L'ordonnance, qui devait réécrire le Code, mais à droit constant, avait donné cette définition en s'inspirant de celle du professionnel formulée par la directive 2011/83 (ici). Et par un raisonnement a contrario, elle considérait qu'était un non-professionnel celui qui était dans la situation inverse d'un professionnel. C'est ainsi que pour cette disposition aujourd'hui toujours applicable, est un professionnel " toute personne physique ou morale, publique ou privée, qui agit à des fins entrant dans le cadre de son activité commerciale, industrielle, artisanale, libérale ou agricole, y compris lorsqu'elle agit au nom ou pour le compte d'un autre professionnel" et a contrario un non-professionnel " toute personne morale qui agit à des fins qui n'entrent pas dans le cadre de son activité commerciale, industrielle, artisanale, libérale ou agricole". La manœuvre eut pu paraître séduisante, et surtout satisfaire à l'exigence de re-codification à droit constant si la directive connaissait la notion de non-professionnel. Or cette notion est une particularité du droit français. Il n'y avait pas là de réécriture à droit constant et il est heureux que le législateur se soit finalement penché sur cette question.

 

Qu'en est-il alors maintenant ? Le non-professionnel est désormais, la formule est simplifiée, celui qui "n'agit pas à des fins professionnelles ", situation que le commun des mortels et sans doute le praticien a toujours bien du mal à comprendre et renvoie en réalité, encore une fois, à un travail de qualification par les juges, qui retiendront probablement le dernier critère retenu à savoir celui du rapport direct.

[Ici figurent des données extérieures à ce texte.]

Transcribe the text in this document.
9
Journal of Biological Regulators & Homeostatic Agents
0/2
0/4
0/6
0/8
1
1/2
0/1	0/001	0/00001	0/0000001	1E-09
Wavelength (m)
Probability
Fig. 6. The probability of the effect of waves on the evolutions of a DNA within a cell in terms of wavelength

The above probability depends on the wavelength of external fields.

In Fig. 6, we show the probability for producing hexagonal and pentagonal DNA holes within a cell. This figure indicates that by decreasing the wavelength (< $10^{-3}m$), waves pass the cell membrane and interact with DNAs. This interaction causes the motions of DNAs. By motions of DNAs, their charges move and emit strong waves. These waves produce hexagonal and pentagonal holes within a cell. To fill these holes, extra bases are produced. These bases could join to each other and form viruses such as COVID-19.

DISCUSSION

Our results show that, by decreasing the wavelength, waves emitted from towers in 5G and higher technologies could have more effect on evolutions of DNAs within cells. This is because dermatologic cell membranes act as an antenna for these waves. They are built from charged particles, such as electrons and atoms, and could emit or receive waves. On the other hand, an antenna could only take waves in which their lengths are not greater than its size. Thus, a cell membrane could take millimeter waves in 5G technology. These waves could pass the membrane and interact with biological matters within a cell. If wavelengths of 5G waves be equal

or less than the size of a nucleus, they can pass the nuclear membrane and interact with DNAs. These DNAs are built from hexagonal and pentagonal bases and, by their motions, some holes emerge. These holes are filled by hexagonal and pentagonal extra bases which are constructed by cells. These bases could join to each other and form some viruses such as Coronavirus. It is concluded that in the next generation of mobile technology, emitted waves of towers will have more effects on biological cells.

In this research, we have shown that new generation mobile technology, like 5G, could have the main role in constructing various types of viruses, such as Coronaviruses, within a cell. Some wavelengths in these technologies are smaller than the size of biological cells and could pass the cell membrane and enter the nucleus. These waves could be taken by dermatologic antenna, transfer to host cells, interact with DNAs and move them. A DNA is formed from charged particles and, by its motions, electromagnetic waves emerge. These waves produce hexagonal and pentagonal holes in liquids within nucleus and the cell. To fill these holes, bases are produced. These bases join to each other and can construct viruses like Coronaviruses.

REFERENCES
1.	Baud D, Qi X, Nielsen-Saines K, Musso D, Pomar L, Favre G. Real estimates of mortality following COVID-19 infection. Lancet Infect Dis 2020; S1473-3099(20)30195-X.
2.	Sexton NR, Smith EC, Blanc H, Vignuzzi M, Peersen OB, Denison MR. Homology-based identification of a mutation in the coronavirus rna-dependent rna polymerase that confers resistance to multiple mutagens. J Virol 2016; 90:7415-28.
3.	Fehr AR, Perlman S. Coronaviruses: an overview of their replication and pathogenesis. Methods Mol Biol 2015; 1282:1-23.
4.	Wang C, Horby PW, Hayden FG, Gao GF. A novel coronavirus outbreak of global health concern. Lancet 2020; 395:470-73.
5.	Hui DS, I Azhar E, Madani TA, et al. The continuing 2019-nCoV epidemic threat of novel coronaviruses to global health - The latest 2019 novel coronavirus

S'agissant des contrats à durée déterminée contenant une clause de tacite reconduction, la 1ère chambre civile de la Cour de cassation a ainsi rappelé (ici) que " les dispositions de ce texte, en ce qu'elles visent les consommateurs, ne concernent que les personnes physiques et, en ce qu'elles visent les non-professionnels, sont inapplicables aux contrats qui ont un rapport direct avec leur activité professionnelle, le juge de proximité a violé le texte susvisé ".